The speed of response Poage said he’s witnessed within the medical community to the virus is a testament to many things.
“A typical drug, from initial discovery to placement on the market, can take about 10 years,” he explained, “so the fact that COVID-19 testing, treatments and trials are being developed so rapidly is a huge testament to the whole science community’s research capabilities and determination.”
Dealing with the present,
Preparing for the future
No one may yet know the extent to which the pandemic will cause lasting economic and cultural change, but its emotional toll has been immediate and far-reaching. Perhaps few know that better than health care workers fighting to keep the virus at bay.

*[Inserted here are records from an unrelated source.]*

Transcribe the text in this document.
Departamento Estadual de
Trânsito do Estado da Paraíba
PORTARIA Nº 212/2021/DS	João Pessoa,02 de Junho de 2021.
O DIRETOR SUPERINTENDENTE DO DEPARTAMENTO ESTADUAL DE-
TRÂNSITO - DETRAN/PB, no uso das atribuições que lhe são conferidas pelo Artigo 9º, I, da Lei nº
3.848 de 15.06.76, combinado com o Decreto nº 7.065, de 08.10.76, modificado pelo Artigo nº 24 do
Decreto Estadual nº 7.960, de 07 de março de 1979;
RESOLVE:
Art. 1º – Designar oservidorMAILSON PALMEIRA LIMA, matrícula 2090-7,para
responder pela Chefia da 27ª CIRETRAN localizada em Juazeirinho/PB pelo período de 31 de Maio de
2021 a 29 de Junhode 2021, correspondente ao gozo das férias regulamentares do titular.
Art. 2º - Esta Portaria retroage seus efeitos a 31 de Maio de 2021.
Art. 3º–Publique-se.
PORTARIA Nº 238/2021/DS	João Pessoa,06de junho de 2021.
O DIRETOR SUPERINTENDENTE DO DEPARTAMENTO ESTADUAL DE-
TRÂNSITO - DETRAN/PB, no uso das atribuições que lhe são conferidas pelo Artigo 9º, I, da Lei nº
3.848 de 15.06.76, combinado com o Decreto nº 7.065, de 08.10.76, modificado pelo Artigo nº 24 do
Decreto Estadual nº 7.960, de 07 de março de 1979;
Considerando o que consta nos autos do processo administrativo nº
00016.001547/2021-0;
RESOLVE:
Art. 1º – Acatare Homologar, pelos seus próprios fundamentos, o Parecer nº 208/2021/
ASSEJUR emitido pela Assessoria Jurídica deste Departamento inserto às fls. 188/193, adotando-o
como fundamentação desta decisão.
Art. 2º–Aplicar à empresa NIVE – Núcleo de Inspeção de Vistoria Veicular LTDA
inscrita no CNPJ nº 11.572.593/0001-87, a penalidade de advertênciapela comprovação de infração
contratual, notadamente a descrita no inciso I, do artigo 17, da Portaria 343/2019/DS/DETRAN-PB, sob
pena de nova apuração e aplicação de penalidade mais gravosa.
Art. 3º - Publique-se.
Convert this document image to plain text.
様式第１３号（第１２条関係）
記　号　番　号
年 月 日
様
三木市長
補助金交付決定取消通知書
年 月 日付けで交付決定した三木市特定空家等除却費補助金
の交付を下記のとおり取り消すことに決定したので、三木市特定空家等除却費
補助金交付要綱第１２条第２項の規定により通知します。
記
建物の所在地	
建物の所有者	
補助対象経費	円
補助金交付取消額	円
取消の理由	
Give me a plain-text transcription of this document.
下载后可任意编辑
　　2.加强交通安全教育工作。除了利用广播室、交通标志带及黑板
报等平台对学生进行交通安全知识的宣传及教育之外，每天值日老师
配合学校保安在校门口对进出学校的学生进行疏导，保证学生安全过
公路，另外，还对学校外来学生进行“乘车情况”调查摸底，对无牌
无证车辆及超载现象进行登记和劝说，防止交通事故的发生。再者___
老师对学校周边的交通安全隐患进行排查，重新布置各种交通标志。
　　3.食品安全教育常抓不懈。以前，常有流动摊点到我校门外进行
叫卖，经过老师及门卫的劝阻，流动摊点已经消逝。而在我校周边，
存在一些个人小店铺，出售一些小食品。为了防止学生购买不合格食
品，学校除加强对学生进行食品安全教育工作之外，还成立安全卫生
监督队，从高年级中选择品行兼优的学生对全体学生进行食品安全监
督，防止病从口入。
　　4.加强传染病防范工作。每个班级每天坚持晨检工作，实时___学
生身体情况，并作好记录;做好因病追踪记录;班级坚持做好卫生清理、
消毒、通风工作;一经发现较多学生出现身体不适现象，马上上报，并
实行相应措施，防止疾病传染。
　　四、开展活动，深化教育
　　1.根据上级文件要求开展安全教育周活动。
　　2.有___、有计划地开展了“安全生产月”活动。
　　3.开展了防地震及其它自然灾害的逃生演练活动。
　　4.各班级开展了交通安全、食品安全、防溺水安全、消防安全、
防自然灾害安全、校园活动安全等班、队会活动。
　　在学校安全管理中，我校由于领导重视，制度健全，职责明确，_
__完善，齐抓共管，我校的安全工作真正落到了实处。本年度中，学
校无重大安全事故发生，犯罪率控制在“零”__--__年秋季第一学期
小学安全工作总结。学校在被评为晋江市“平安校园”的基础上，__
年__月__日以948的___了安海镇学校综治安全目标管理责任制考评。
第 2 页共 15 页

“The hardest part is having to tell patients in the emergency room that their loved ones cannot be present,” Poage said. “I have had to discuss over the phone with the family of a patient having a stroke that it may have been the last time they will see their loved one. I have teared up on a few occasions. This also affects our nursing staff just as hard. Thankfully, my family has been emotionally stable and excellent throughout this.”
As fear and uncertainty about the future of the virus continue to grip the world, Poage offered advice on keeping a healthy body and mind.
“I would advise to wear a mask when out in public and not to go out if experiencing flu-like symptoms, but I also have advocated for people to remain clear minded and not succumb to panic,” he said. “We need to approach this with a focused mindset and remind ourselves this is not just about ‘me’ but about my neighbors, as well. We need to keep animosity and politics out of medicine.”